Triage is the most recent addition to my email setup, and I’ve loved it. I started with the default setup, but over time, I’ve switched to swiping left to delete and right to mark as unread. That way, I clean out any unwanted messages quickly and leave the rest waiting as unread when I open Mimestream next. I’ve also limited the app to showing messages from the past seven days because I only use Triage to deal with my most recent messages.

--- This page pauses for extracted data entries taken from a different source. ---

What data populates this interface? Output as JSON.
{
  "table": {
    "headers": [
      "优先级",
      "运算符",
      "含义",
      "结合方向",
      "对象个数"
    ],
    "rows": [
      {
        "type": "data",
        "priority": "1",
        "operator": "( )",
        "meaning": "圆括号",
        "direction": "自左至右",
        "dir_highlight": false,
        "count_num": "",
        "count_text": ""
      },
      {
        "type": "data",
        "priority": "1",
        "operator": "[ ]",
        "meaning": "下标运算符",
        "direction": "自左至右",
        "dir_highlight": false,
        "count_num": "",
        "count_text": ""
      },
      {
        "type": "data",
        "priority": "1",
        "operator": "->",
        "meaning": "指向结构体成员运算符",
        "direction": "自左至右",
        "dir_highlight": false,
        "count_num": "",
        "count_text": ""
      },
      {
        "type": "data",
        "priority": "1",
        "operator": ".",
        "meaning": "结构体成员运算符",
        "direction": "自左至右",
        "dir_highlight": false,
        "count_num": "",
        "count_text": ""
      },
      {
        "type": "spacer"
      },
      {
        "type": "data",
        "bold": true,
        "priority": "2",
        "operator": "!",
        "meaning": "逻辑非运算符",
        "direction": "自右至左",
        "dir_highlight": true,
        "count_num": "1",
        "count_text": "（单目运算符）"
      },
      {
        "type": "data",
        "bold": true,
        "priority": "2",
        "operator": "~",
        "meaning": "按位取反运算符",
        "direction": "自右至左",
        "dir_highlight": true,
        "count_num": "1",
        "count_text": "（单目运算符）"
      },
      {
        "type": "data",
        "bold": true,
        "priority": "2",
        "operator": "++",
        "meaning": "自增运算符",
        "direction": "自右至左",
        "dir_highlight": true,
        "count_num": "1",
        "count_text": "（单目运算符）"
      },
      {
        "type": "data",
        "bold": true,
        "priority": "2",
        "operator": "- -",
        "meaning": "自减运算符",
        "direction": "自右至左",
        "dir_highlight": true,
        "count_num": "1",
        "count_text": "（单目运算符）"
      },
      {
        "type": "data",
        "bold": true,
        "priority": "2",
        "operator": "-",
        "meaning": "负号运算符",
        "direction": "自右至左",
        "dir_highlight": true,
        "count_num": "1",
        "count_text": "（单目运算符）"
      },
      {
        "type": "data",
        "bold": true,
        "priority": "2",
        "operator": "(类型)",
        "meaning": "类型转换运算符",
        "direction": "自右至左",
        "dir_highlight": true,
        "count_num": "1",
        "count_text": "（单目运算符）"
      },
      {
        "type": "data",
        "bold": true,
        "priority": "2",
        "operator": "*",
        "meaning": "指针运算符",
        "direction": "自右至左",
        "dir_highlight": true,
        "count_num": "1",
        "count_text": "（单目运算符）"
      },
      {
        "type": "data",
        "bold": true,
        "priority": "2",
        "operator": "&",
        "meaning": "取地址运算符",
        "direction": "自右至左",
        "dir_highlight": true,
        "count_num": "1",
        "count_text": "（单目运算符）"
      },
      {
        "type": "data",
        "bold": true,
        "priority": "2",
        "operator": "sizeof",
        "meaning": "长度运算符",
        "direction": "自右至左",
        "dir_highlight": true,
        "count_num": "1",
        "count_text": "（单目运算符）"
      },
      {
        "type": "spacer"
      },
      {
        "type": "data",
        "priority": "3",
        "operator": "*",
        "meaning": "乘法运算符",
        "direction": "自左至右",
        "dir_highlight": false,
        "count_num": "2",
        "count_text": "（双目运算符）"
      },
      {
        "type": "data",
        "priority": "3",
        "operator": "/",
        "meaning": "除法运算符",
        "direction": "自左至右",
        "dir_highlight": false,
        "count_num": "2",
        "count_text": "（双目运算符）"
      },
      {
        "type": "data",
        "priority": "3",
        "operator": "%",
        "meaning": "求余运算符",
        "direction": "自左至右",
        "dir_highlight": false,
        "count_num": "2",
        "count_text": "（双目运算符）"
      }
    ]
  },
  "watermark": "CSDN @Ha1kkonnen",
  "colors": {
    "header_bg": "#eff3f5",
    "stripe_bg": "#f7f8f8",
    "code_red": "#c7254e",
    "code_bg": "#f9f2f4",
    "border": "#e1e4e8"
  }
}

So here we are in 2022, and I’m using three different email apps – four if you count my occasional use of Gmail search on my iPhone and iPad or Clean Email. It’s not ideal, but I’m also happier with the setup than I’ve been in a very long time. However, it does shine a light on the messy state of the email app market. There are a lot of reasons for it, but it’s a surprisingly weak field for a productivity app that people use every day, which makes Apple’s neglect of its own Mail app all the more surprising. Apple Mail is fine, but it hasn’t kept up with modern email features, its search functionality is spotty, and its lack of meaningful share sheet and Shortcuts integration make it a message silo that is out of step with modern app design. Email is so integral to all devices and used so universally that it’s hard to understand why Apple doesn’t make it a feature that sets its devices apart from the competition.
Still, I’m heartened by Mimestream. I know better than to bet it all on one promising but incomplete beta app, but the pace of development (it was updated twice in the week I was working on this story) and quality of the beta make me optimistic that a reliable, third-party email client with all the table stakes features and a thoughtful design is still possible and, hopefully, can thrive.